Real-time edge-cloud data warehouse for industrial IoT
Real-time “Edge-Cloud” data warehouse for Industrial IoT
Senseforce.io was founded in 2016 to provide industrial machinery manufacturers with a predictive maintenance platform for the connected machines they produce.
The real-time insights generated by Senseforce help the machinery manufacturers provide preventative maintenance to customers, identify upsell opportunities and improve product planning.
The founding team of developers and data scientists had prior experience developing solutions like Senseforce on a bespoke basis. The challenges they faced developing Senseforce included:
- Flexibility to handle any kind of machinery data, without requiring custom development
- Scalability to handle data from thousands of connected machines
"CrateDB was the only database that met our performance and scaling needs."

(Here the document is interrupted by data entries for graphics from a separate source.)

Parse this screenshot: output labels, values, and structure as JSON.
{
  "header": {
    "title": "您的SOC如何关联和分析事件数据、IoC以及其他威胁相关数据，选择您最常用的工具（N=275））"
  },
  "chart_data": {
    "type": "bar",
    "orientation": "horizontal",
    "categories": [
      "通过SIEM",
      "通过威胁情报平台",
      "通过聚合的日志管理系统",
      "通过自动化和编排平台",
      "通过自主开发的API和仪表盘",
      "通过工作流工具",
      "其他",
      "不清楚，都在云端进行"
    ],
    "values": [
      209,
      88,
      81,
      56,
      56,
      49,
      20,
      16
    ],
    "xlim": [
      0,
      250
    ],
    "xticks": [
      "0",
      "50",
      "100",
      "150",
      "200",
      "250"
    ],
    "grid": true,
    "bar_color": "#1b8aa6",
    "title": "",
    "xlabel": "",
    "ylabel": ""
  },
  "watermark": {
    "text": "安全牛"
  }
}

They developed the Senseforce industrial edge cloud platform working closely with a range of pilot customers, including Künz (industrial cranes) and IMA Schelling (industrial saws), which gave them exposure to different machine data sets and analytic requirements. The Senseforce platform includes the following components:
- Senseforce Luna – runs on device at customer sites to collect data from sensors, PLCs and other edge systems. It standardizes, compresses, and encrypts the data before sending it via MQTT (HiveMQ) to a central, cloud-based repository
- Senseforce Galaxy – built on CrateDB, Galaxy is a distributed data warehouse capable of scaling elastically, running 24×7, and supporting a wide variety of analytics, including time series, predictive, and ad-hoc. Galaxy includes a range of pre-defined analyses based on the Senseforce team’s many years of experience working with machine-generated data.
- Senseforce Rocket – the data visualization component. Customizable dashboards allow different stakeholders at the machine manufacturers to create their own specific view on the company’s data universe.
Senseforce is developed in C# on Windows using the .Net framework. Predictive models are written in R. It is deployed to bare-metal Linux CentOS systems because bare metal gives them 2x better performance than running on virtual machines. Docker Swarm is used to operate and scale the system and automatically load balances connections.
“CrateDB, the best fit” for Senseforce
Senseforce chose CrateDB because it was the best fit for their real time requirements.
Senseforce required a database capable of processing a wide variety and large volume of machine data structures. A single saw generates 50,000 messages per day (1.2GB/day), which customers can choose to retain for as long as they’d like (usually many months’ worth).
Queries needed to perform fast groupings and aggregations on the fly, as data is ingested. Scaling horizontally on Docker was also important to Senseforce in order to react quickly to data spikes and provide high availability.
We did some database evaluations before we started the project. Apache Cassandra struggled to support datasets with a large number of columns. And RavenDB, MongoDB, and InfluxDB ran into scaling issues as well due to the large cardinalities within our data. CrateDB was the only database that met our performance and scaling needs.
Handling Reference Data
One challenge Senseforce faced was reference data. In a data warehouse, transaction data (sensor readings) is analyzed in the context of reference data such as customer, factory location, machine type, operator name, etc. Reference data is often managed via multiple tables which are joined to transactions via a star or snowflake schema. The downside of this, is SQL joins, which slow down query performance.
Senseforce solved this problem by maintaining changes to reference data in a separate SQL Server database. Changes in SQL Server trigger a process in Senseforce, which exports the reference data changes to CrateDB. In the process, the data is transformed and stored into a single, flattened reference data table that is inner joined to the raw machine readings (transactions).
The first version of Senseforce runs on a 5-node CrateDB cluster and was developed and rolled out in less than 12 months. The system is extremely flexible and customer friendly:
Any user can browse the data without having DBMS or SQL expertise
Aggregations, groupings, and sorting all happen quickly in
An easy drag-drop UI allows them to form new reports and dashboards by selecting event types, and attributes such as time ranges and KPIs
Enabled in part by the speed, scalability and adaptability of CrateDB, Senseforce is growing fast. Their pilot customers were based in Europe and they are already starting to expand into North America.
We’re solving a hard problem for machine manufacturers. The bigger their customer bases grow, the more important–and more difficult–it becomes to connect with and support them. Senseforce eliminates that burden so they can gain clearer insight into product usage and identify new service and upsell opportunities.